Si ce fragile équilibre a pu perdurer, c’est grâce à la création de nombreuses structures bilatérales (largement financées par l’UE). Ces dernières sont parvenues à instaurer une liberté de mouvement entre le Nord et le Sud et à faire quasiment disparaître dans les faits et dans les esprits une frontière naguère hérissée de check points et de tours de contrôle.
Cette belle construction risque de se voir ébranlée par le Brexit qui, en s’imposant aux Irlandais du Nord, enterre le bilatéralisme qui a fait le succès des AVS. Pire que cela, il signifie le retour d’une frontière honnie, et constitue “un énorme pas en arrière qui sape la base des AVS”, pour reprendre les termes de McGuinness.
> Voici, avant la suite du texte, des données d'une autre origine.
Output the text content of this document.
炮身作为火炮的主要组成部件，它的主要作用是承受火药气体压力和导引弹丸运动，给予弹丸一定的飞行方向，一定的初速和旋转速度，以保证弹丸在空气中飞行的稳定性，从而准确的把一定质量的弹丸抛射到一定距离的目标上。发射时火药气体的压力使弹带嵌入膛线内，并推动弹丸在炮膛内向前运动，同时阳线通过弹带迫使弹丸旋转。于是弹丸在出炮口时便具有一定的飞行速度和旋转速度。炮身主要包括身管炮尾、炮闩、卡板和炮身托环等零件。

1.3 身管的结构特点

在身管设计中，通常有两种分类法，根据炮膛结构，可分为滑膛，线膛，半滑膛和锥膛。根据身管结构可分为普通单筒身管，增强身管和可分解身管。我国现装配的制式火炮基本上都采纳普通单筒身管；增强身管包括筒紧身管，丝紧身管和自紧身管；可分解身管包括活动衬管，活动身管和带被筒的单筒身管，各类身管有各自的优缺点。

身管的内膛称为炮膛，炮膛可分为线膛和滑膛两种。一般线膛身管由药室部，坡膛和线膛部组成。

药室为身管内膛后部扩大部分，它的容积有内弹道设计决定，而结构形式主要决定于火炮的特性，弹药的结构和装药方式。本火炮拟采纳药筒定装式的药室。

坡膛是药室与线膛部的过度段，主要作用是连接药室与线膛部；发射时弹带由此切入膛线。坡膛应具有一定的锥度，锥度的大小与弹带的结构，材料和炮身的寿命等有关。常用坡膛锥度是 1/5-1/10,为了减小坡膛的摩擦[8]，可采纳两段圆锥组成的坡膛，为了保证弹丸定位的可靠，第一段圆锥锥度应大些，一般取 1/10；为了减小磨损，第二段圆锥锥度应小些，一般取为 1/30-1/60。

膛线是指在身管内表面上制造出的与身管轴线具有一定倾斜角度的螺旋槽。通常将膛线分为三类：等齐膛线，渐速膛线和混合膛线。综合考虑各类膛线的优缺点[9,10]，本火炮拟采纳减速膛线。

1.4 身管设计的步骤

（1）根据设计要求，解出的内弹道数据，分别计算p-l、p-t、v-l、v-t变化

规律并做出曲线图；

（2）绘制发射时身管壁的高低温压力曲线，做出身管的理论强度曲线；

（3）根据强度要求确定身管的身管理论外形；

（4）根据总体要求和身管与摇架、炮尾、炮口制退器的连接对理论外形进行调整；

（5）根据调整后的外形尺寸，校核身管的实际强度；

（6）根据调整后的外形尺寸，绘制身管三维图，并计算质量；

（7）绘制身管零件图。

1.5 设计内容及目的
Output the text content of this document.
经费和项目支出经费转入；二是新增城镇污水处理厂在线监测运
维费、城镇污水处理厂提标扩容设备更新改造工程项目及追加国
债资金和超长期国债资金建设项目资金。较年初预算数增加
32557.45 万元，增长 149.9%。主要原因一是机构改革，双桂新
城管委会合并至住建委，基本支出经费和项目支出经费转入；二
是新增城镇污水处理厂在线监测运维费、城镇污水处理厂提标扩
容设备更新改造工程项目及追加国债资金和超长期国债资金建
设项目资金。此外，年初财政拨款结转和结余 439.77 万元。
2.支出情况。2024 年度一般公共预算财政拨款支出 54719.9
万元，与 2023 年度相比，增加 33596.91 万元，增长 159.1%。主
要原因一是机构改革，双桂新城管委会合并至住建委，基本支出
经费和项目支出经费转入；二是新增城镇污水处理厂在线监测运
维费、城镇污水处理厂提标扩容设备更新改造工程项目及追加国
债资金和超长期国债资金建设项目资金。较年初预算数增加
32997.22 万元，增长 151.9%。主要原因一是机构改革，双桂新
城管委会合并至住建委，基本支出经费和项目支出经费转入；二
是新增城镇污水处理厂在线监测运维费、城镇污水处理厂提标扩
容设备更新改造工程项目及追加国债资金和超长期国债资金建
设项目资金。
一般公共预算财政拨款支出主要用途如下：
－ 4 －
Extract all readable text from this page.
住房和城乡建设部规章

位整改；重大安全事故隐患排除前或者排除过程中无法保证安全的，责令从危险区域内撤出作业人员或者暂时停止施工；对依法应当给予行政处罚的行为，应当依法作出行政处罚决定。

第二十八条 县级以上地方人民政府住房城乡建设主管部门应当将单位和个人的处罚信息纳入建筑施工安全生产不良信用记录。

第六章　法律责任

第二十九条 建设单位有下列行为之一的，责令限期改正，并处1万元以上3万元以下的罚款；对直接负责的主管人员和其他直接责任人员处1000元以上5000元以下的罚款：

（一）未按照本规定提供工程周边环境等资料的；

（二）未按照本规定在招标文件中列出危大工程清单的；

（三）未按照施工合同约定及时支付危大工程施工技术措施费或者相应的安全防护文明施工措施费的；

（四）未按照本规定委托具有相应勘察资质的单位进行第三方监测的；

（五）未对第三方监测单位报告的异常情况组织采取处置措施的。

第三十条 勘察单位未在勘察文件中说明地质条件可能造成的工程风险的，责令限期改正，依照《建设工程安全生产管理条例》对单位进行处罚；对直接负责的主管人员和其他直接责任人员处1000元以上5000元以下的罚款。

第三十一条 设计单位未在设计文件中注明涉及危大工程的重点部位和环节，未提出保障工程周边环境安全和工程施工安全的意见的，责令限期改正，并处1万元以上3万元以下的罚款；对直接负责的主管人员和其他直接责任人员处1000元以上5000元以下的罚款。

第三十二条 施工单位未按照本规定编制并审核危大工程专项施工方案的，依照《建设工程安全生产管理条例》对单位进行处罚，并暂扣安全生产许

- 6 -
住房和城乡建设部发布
Et en effet, c’est bien le risque d’une deuxième partition qui plane aujourd’hui sur l’Irlande…
Une chose est sûre, le problème de la frontière va de nouveau dominer la vie politique de l’Irlande du Nord et la plonger dans la plus importante crise politique de ces dernières années.
Pour reprendre les termes de The Economist qui s’en inquiète, “cela nécessitera que la nouvelle premier ministre y consacre toute son attention –mais son attention sera bien sûr complètement mobilisée ailleurs”.